Par Lucie Delaporte dans Mediapart | Publié le 07.12.2023


Très attendue, la proposition de loi transpartisane visant à réguler les meublés de tourisme devait être votée mercredi. Avec des arguments en défense des « petits propriétaires » et une solide rhétorique climatosceptique, droite et extrême droite ont empêché le vote.

Cette fois, ce devait être la bonne. Alors que le gouvernement a promis depuis près de deux ans une régulation des locations de meublés touristiques, type Airbnb, la proposition de loi transpartisane visant à « remédier aux déséquilibres du marché locatif en zone tendue » est enfin arrivée dans l’hémicycle de l’Assemblée nationale, mercredi 6 décembre, pour être votée.

Après six heures de discussion en commission, le texte, qui vise à revenir sur la niche fiscale qui a dopé ce type de location et qui entend le soumettre aux mêmes obligations en matière de rénovation énergétique, avait fait l’objet d’un assez large consensus.

Ces dernières années, des maires de toutes étiquettes, ont fait le constat que l’explosion des meublés de tourisme a siphonné le marché locatif et favorisé l’envol des prix dans leurs communes.

Au printemps, la même proposition de loi avait été retirée in extremis de l’ordre du jour de l’Assemblée, marquant un certain embarras de la majorité présidentielle sur le sujet. Le texte déposé par le député socialiste Iñaki Echaniz (Pyrénées-Atlantiques) et la députée Renaissance Annaïg Le Meur (Finistère) avait cette fois toutes les chances d’être adopté.

C’était sans compter l’opposition farouche des députés Rassemblement national (RN) et Les Républicains (LR), qui ont tout mis en œuvre pour torpiller la proposition de loi. Les deux groupes politiques ont déposé une avalanche d’amendements, parfois sans grand rapport avec le texte, tout en multipliant les incidents de séance et les demandes de rappel au règlement, dans une logique d’obstruction assumée.

« Une attaque systématique au droit de propriété », selon le RN

Très en verve, le député RN du Vaucluse Hervé de Lépineau a d’abord fustigé « l’archétype d’une loi de gauche avec une attaque systématique au droit de propriété ». L’ancien suppléant de Marion Maréchal a ensuite expliqué aux rapporteurs qu’ils voulaient, par cette loi, « déposséder les Français de leur propriété pour pouvoir créer ce que les marxistes léninistes n’ont jamais obtenu, c’est-à-dire faire en sorte qu’il n’y ait plus de propriétaires en France, qu’il y ait une grande foncière d’État ».

Avec des accents souvent climatosceptiques, droite et extrême droite s’en sont prises – plus largement – aux obligations de rénovation énergétique des logements qui, à leurs yeux, sont une nouvelle manière de saigner les petits propriétaires. « Beaucoup de petits propriétaires ne peuvent se permettre d’engager de tels frais », a expliqué le député Hervé Falcon du RN, avant de rappeler que « la France, c’est 0,9 % des émissions de CO2 dans le monde ». Démontrant la totale absence de sérieux sur le sujet du RN, le même a lancé : « Une passoire thermique en bord de mer, je ne vois pas où est le problème. »

Chez LR, c’est essentiellement l’inquiétude pour les retombées économiques dans les villes touristiques qui s’est exprimée. « Ces résidences sont le moteur économique de nos montagnes », a ainsi plaidé la députée LR Émilie Bonnivard.
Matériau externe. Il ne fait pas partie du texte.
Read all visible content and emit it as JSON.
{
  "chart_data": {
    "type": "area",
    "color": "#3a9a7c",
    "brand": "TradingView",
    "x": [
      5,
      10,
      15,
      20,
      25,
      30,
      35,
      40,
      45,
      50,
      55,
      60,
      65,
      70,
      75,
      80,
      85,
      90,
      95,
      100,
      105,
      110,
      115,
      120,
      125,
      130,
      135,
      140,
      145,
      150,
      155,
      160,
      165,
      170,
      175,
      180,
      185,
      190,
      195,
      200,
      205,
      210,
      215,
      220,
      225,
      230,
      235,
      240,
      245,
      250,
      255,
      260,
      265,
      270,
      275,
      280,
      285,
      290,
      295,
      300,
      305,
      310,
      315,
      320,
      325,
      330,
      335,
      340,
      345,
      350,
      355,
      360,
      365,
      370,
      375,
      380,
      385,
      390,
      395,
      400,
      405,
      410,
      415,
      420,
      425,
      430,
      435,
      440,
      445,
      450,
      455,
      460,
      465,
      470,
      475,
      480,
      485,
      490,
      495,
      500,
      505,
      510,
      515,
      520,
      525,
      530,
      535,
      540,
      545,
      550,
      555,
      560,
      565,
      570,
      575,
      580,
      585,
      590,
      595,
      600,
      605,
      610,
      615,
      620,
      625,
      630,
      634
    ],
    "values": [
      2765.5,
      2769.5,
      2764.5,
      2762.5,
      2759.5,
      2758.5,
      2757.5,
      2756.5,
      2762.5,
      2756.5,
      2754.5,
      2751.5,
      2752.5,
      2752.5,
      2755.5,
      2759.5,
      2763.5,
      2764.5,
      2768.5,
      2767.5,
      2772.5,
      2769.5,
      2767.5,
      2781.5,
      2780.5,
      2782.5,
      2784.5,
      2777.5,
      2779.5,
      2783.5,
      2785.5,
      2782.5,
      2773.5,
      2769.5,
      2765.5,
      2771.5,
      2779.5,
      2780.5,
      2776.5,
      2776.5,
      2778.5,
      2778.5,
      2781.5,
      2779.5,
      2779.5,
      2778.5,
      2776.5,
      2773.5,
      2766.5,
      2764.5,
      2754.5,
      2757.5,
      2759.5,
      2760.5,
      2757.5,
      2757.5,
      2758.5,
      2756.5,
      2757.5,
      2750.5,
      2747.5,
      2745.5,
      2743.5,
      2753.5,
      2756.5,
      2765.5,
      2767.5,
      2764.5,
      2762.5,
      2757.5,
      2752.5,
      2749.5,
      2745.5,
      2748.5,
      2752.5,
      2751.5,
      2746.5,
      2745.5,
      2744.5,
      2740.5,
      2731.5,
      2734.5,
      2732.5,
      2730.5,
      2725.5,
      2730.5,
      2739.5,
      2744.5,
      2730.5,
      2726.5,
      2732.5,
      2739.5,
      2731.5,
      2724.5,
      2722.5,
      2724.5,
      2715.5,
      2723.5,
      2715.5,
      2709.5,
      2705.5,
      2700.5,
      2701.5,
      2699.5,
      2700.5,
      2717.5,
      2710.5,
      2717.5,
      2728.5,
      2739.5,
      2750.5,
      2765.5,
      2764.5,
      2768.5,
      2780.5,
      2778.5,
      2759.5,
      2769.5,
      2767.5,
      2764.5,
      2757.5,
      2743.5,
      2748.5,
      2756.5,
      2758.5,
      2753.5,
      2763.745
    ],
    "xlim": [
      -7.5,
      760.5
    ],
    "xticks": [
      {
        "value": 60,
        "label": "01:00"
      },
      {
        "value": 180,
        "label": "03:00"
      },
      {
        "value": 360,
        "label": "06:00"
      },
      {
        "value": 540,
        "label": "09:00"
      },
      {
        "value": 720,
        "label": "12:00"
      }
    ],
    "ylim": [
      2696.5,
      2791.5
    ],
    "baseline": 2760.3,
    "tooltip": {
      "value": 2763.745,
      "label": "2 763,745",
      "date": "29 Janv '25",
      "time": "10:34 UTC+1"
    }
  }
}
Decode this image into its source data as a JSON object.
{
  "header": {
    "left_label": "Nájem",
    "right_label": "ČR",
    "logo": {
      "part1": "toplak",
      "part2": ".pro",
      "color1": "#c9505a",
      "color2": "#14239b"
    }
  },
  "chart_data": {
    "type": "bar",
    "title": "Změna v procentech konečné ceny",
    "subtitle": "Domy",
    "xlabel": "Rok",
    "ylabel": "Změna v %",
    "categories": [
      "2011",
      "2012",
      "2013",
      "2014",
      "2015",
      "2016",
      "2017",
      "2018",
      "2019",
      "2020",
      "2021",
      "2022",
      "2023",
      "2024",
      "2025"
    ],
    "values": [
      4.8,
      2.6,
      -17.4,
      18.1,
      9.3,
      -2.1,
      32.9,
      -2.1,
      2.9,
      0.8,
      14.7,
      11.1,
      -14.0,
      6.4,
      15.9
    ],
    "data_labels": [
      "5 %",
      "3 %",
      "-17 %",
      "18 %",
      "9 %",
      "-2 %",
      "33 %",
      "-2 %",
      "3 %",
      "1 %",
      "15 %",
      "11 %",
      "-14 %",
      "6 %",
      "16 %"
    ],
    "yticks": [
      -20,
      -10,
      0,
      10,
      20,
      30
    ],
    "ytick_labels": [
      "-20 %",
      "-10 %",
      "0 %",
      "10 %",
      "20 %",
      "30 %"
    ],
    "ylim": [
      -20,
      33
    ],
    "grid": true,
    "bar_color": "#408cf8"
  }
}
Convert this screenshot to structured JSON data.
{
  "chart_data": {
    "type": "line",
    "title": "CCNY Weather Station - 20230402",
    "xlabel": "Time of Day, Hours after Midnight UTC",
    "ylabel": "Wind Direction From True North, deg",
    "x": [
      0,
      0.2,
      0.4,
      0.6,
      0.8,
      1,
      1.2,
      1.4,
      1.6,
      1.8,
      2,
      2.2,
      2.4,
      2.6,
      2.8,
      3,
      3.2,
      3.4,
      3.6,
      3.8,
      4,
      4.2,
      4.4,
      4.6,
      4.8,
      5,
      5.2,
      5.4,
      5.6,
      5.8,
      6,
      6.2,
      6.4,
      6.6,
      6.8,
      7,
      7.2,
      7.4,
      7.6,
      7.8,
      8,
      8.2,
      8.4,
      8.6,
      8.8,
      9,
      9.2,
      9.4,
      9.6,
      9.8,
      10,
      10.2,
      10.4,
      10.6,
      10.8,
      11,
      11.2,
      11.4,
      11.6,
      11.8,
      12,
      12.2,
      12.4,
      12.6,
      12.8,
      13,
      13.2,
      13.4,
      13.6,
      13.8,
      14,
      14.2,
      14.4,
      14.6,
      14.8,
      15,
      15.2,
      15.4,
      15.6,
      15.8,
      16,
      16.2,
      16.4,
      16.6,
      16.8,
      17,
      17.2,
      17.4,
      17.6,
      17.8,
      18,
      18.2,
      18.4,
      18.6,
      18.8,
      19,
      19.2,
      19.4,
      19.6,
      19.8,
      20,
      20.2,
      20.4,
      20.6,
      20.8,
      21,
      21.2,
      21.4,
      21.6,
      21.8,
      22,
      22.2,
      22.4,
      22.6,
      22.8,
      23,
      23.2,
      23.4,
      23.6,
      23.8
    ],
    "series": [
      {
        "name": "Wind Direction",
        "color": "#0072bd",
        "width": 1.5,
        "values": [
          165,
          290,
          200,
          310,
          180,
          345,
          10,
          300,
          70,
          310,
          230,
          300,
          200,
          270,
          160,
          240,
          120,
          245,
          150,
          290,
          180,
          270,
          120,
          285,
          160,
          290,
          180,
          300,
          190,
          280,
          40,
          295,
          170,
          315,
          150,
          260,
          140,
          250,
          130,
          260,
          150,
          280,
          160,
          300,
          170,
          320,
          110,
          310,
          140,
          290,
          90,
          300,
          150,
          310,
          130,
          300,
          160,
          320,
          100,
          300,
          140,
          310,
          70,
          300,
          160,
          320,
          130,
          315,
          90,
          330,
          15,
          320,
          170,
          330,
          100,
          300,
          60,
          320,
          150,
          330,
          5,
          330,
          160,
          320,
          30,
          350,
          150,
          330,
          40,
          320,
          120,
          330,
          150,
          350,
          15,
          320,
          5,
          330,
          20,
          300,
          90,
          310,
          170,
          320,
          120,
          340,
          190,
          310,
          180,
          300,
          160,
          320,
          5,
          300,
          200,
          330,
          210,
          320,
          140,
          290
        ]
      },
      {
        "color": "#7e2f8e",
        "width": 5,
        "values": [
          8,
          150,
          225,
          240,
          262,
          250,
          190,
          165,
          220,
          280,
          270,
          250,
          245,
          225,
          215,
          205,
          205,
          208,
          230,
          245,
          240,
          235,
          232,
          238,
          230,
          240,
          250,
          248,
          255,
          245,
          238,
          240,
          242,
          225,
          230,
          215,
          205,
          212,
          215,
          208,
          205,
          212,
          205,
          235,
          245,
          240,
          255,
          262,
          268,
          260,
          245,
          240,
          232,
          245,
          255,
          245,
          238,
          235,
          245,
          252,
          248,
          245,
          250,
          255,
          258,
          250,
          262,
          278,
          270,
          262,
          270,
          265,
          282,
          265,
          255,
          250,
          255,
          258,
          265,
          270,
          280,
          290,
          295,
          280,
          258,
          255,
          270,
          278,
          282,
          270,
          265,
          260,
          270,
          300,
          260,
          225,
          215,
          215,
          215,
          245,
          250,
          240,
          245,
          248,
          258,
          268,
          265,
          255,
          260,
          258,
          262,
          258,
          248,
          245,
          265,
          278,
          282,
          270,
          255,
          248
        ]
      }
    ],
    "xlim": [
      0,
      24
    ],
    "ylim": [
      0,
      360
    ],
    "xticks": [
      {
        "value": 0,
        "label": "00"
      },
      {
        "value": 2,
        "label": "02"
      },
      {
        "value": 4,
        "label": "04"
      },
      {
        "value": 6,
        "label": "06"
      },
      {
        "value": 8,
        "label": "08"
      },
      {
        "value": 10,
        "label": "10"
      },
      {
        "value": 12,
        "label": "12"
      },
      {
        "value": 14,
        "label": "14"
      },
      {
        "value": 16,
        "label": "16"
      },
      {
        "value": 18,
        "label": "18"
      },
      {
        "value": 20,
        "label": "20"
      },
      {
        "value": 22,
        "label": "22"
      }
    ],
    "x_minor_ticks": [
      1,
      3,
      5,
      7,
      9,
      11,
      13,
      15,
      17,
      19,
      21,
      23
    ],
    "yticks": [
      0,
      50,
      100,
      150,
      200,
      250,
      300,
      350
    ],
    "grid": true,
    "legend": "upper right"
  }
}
Le MoDem a, quant à lui, déposé un amendement pour maintenir la niche fiscale dans les zones touristiques. C’est-à-dire là où les locations de meublés de courte durée font le plus de dégâts. Comprenne qui pourra.

Côté La France insoumise, le député François Piquemal a raillé le « RNbnb » soudainement « en défense d’une grande société financière qui incarne l’ordre ultralibéral ». Peu avant minuit, la discussion commençait à s’enliser rendant impossible d’arriver à un vote sur cette proposition. Le texte devrait être remis à l’ordre du jour fin janvier. « C’est très frustrant mais je suis sûr que ce n’est que partie remise », assure le député Iñaki Echaniz, interrogé par Mediapart.